FEMAP (Friends Emergency Material Assistance Program) grew out of a similar, large-scale program which was run for many years by the American Friends Service Committee. The AFSC program collected clothing and other things from Quaker meetings all across the country, and shipped them to places where they were needed here in the U.S. and abroad.
The AFSC program was phased out in the early 2000s because of the rising cost of shipping. Peggy Baxter, who had been in charge of the program in this area, had just retired and she came up with the idea of a smaller-scale program to be run by local Quaker meetings.
FEMAP started in 2011 with $5,000 in seed money from the American Friends Service Committee. The organizers were Peggy Baxter and Wallace Sills (Jamestown Friends), Anna Lee Sprye (High Point Friends), Judy Reece (Friendship Friends) and Becké Jones (Greensboro First Friends).
The Springfield Memorial Association agreed to let FEMAP use the Allen Jay House rent-free. Following the Civil War, Allen and Martha Jay lived in the house, which was the local headquarters of the Baltimore Association. Teachers, school supplies and other materials were delivered there from all over the U.S., Great Britain and Ireland. So, having FEMAP here feels like a natural and very familiar ministry.
The new group quickly obtained a 501(c)3 tax exemption certificate from the Internal Revenue Service and settled in to work. The FEMAP committee meets four times a year for a meal, reports and to hear speakers on topics related to the ministry.

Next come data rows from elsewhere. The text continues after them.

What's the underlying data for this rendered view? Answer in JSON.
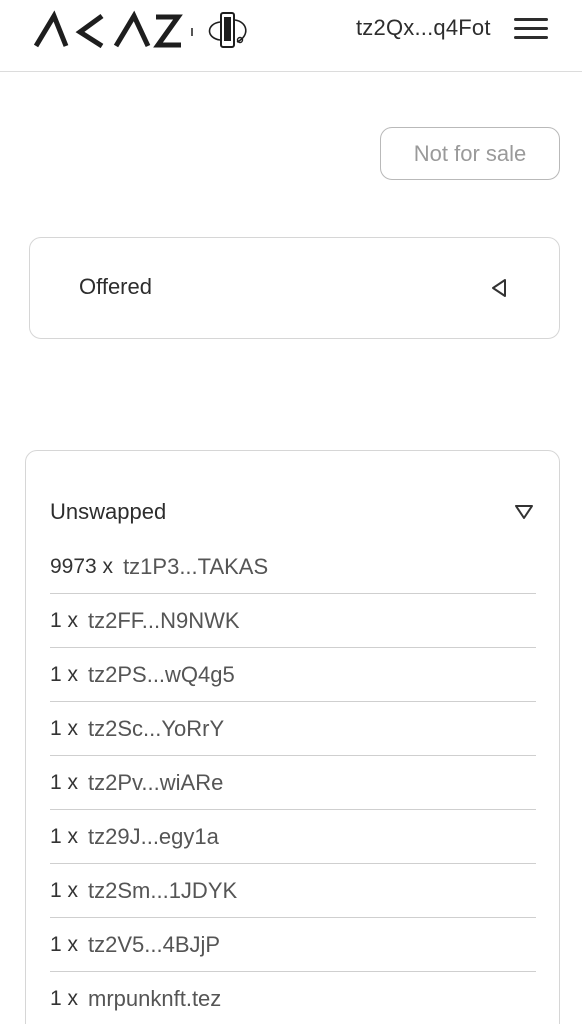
{
  "header": {
    "logo_text": "AKAS",
    "wallet_address": "tz2Qx...q4Fot",
    "menu_icon": "hamburger-menu-icon"
  },
  "sale_button": {
    "label": "Not for sale"
  },
  "offered": {
    "label": "Offered",
    "icon": "triangle-left-icon"
  },
  "unswapped": {
    "title": "Unswapped",
    "icon": "triangle-down-icon",
    "holders": [
      {
        "qty": "9973 x",
        "address": "tz1P3...TAKAS"
      },
      {
        "qty": "1 x",
        "address": "tz2FF...N9NWK"
      },
      {
        "qty": "1 x",
        "address": "tz2PS...wQ4g5"
      },
      {
        "qty": "1 x",
        "address": "tz2Sc...YoRrY"
      },
      {
        "qty": "1 x",
        "address": "tz2Pv...wiARe"
      },
      {
        "qty": "1 x",
        "address": "tz29J...egy1a"
      },
      {
        "qty": "1 x",
        "address": "tz2Sm...1JDYK"
      },
      {
        "qty": "1 x",
        "address": "tz2V5...4BJjP"
      },
      {
        "qty": "1 x",
        "address": "mrpunknft.tez"
      }
    ]
  }
}
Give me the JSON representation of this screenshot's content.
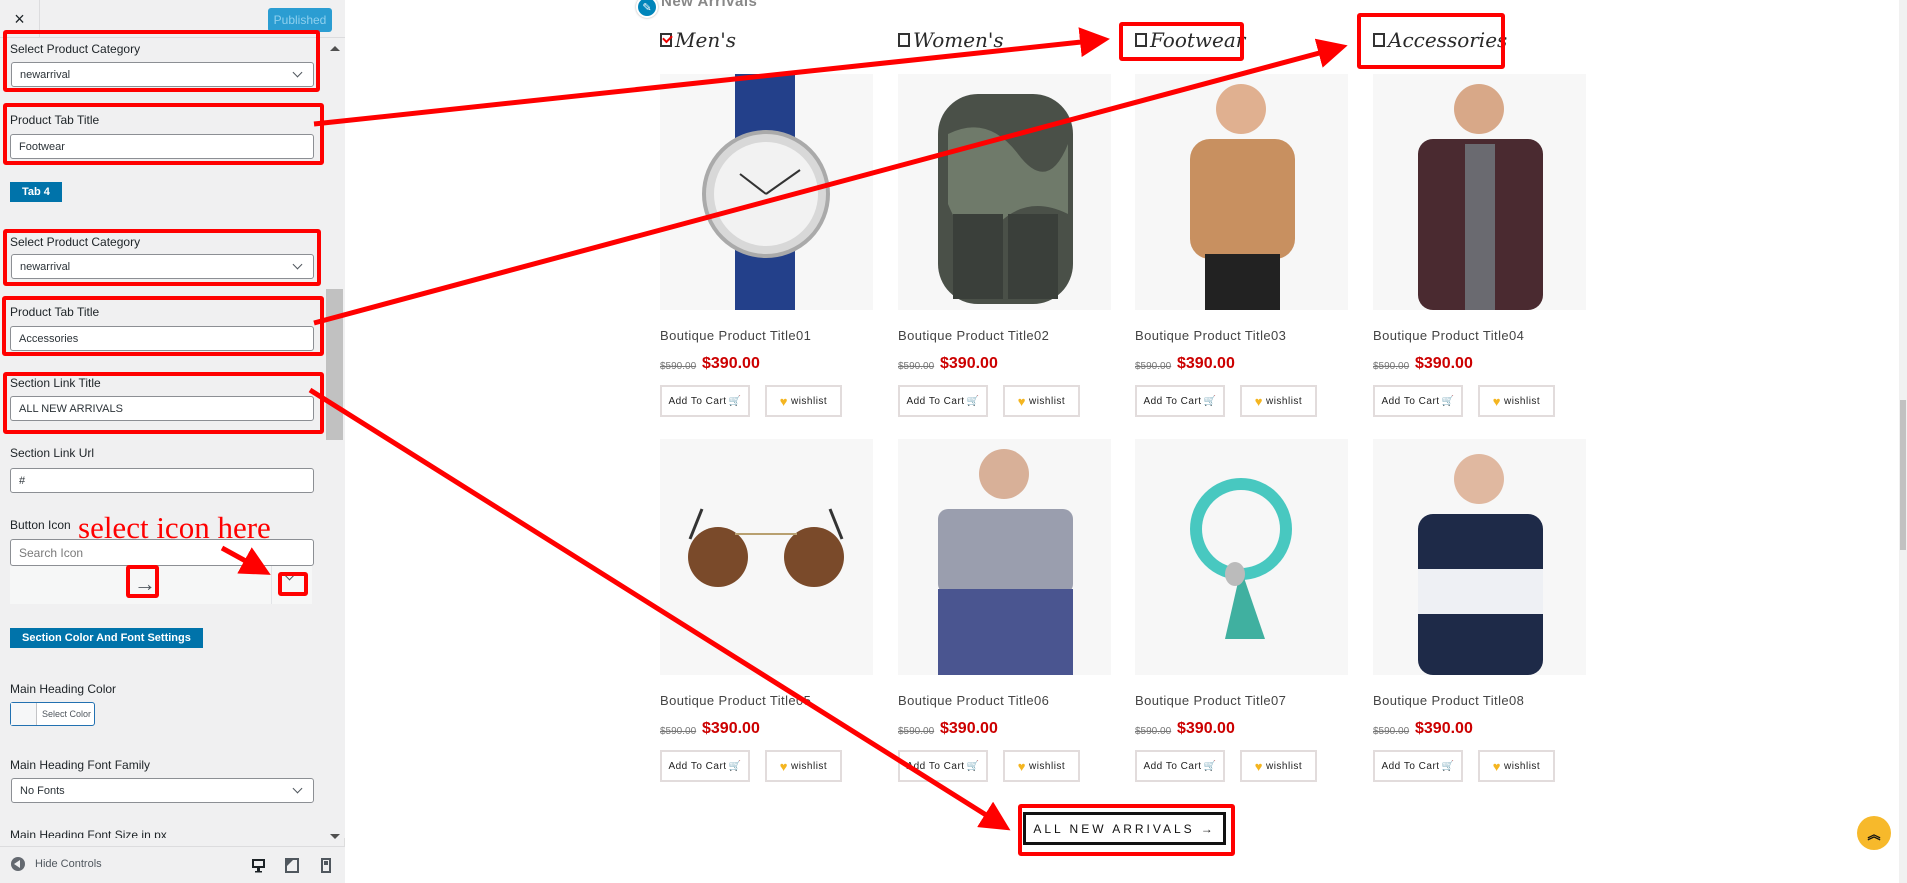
{
  "sidebar": {
    "close_icon": "×",
    "publish_label": "Published",
    "fields": {
      "cat1_label": "Select Product Category",
      "cat1_value": "newarrival",
      "tab3_title_label": "Product Tab Title",
      "tab3_title_value": "Footwear",
      "tab4_button": "Tab 4",
      "cat2_label": "Select Product Category",
      "cat2_value": "newarrival",
      "tab4_title_label": "Product Tab Title",
      "tab4_title_value": "Accessories",
      "link_title_label": "Section Link Title",
      "link_title_value": "ALL NEW ARRIVALS",
      "link_url_label": "Section Link Url",
      "link_url_value": "#",
      "button_icon_label": "Button Icon",
      "icon_search_placeholder": "Search Icon",
      "selected_icon": "→",
      "color_section_button": "Section Color And Font Settings",
      "heading_color_label": "Main Heading Color",
      "select_color_label": "Select Color",
      "heading_font_label": "Main Heading Font Family",
      "heading_font_value": "No Fonts",
      "heading_size_label": "Main Heading Font Size in px"
    },
    "footer": {
      "hide_controls": "Hide Controls",
      "devices": [
        "desktop",
        "tablet",
        "mobile"
      ]
    }
  },
  "annotation": {
    "text": "select icon here",
    "color": "#ff0000"
  },
  "preview": {
    "heading": "New Arrivals",
    "tabs": [
      {
        "label": "Men's",
        "checked": true
      },
      {
        "label": "Women's",
        "checked": false
      },
      {
        "label": "Footwear",
        "checked": false
      },
      {
        "label": "Accessories",
        "checked": false
      }
    ],
    "products": [
      {
        "title": "Boutique Product Title01",
        "old_price": "$590.00",
        "price": "$390.00",
        "image": "watch"
      },
      {
        "title": "Boutique Product Title02",
        "old_price": "$590.00",
        "price": "$390.00",
        "image": "camo-backpack"
      },
      {
        "title": "Boutique Product Title03",
        "old_price": "$590.00",
        "price": "$390.00",
        "image": "woman-ruffle-blouse"
      },
      {
        "title": "Boutique Product Title04",
        "old_price": "$590.00",
        "price": "$390.00",
        "image": "man-plaid-shirt"
      },
      {
        "title": "Boutique Product Title05",
        "old_price": "$590.00",
        "price": "$390.00",
        "image": "aviator-sunglasses"
      },
      {
        "title": "Boutique Product Title06",
        "old_price": "$590.00",
        "price": "$390.00",
        "image": "man-bomber-jacket"
      },
      {
        "title": "Boutique Product Title07",
        "old_price": "$590.00",
        "price": "$390.00",
        "image": "turquoise-bracelet"
      },
      {
        "title": "Boutique Product Title08",
        "old_price": "$590.00",
        "price": "$390.00",
        "image": "woman-striped-top"
      }
    ],
    "add_to_cart": "Add To Cart",
    "wishlist": "wishlist",
    "all_button": "ALL NEW ARRIVALS",
    "colors": {
      "price": "#cc0000",
      "accent": "#f7b92b",
      "wp_blue": "#0073aa"
    }
  }
}
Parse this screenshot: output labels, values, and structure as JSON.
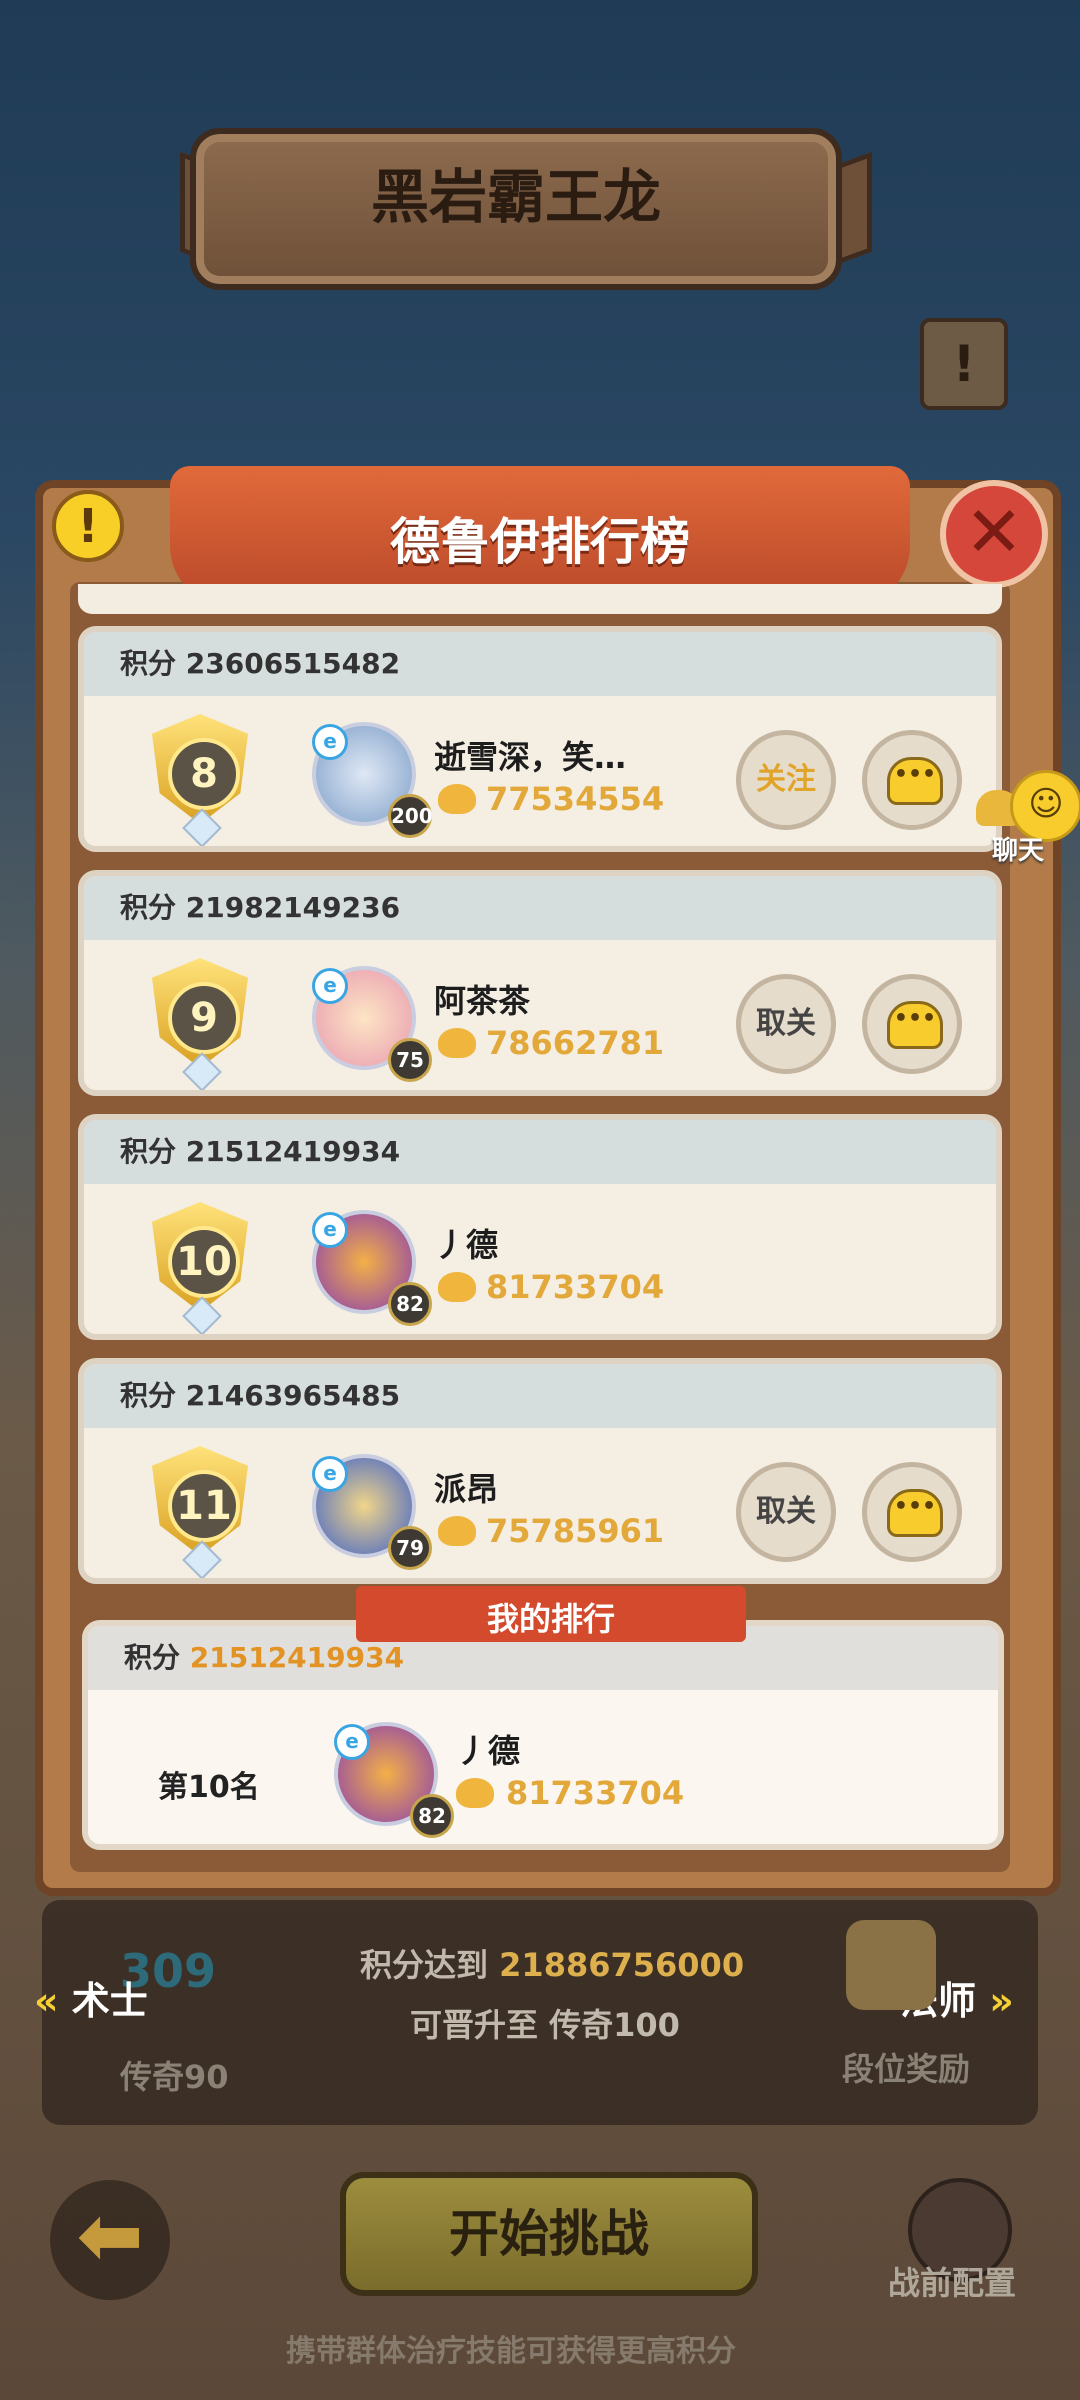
{
  "header": {
    "title": "黑岩霸王龙"
  },
  "panel": {
    "title": "德鲁伊排行榜"
  },
  "labels": {
    "score": "积分",
    "follow": "关注",
    "unfollow": "取关",
    "my_rank_title": "我的排行",
    "chat": "聊天"
  },
  "entries": [
    {
      "rank": "8",
      "score": "23606515482",
      "name": "逝雪深，笑…",
      "level": "200",
      "power": "77534554",
      "action": "关注"
    },
    {
      "rank": "9",
      "score": "21982149236",
      "name": "阿茶茶",
      "level": "75",
      "power": "78662781",
      "action": "取关"
    },
    {
      "rank": "10",
      "score": "21512419934",
      "name": "丿德",
      "level": "82",
      "power": "81733704",
      "action": ""
    },
    {
      "rank": "11",
      "score": "21463965485",
      "name": "派昂",
      "level": "79",
      "power": "75785961",
      "action": "取关"
    }
  ],
  "my": {
    "score": "21512419934",
    "rank_text": "第10名",
    "name": "丿德",
    "level": "82",
    "power": "81733704"
  },
  "progress": {
    "score_prefix": "积分达到",
    "score_target": "21886756000",
    "promote_text": "可晋升至 传奇100",
    "left_class": "术士",
    "right_class": "法师",
    "left_rank": "传奇90",
    "left_rank_number": "309",
    "reward_label": "段位奖励"
  },
  "bottom": {
    "start": "开始挑战",
    "config": "战前配置",
    "hint": "携带群体治疗技能可获得更高积分"
  },
  "colors": {
    "accent": "#e3a83a",
    "ribbon": "#d34a2d",
    "follow": "#e1a42b"
  }
}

The main activity of FEMAP is putting together basic hygiene kits for farm workers, men’s and women’s shelters, and infants as well as kits of school supplies. The kits are assembled on the long work table from well-organized shelves full of supplies. A typical farm worker kit contains a pair of work gloves, a towel, a wash cloth, a bar of soap, shampoo, toothpaste and toothbrush, deodorant, a comb and razors. FEMAP also puts together writing kits to help prisoners send letters.
The kits are distributed through organizations which are directly in touch with people in need. The majority of the kits are placed here in North Carolina, though sometimes for a hurricane or large natural disaster kits are sent out-of-state.
Usually 5-10 volunteers from various meetings are there every Wednesday from 10:00 to 2:00 to work on the kits. When they are in full swing, you can hear the volunteers laughing and talking all the way out at the road. Participation varies, but FEMAP currently has Friends participating from Springfield, Archdale, Greensboro First Friends, New Garden, Jamestown, Rocky River, High Point, Forsyth, Mt. Airy, Deep River, Bethel, Hopewell, Kernersville, Science Hill, New Hope, South Plainfield, Winston-Salem, Cedar Square, Centre, Concord, Westfield and Marlboro.
The group raises funds for the purchase of kit materials by selling beautiful hand-made quilts and other items which are made at home. FEMAP also receives contributions from the North Carolina Fellowship of Friends, Friends Church of North Carolina and North Carolina United Society of Friends Women, as well as from many independent Friends meetings and individuals.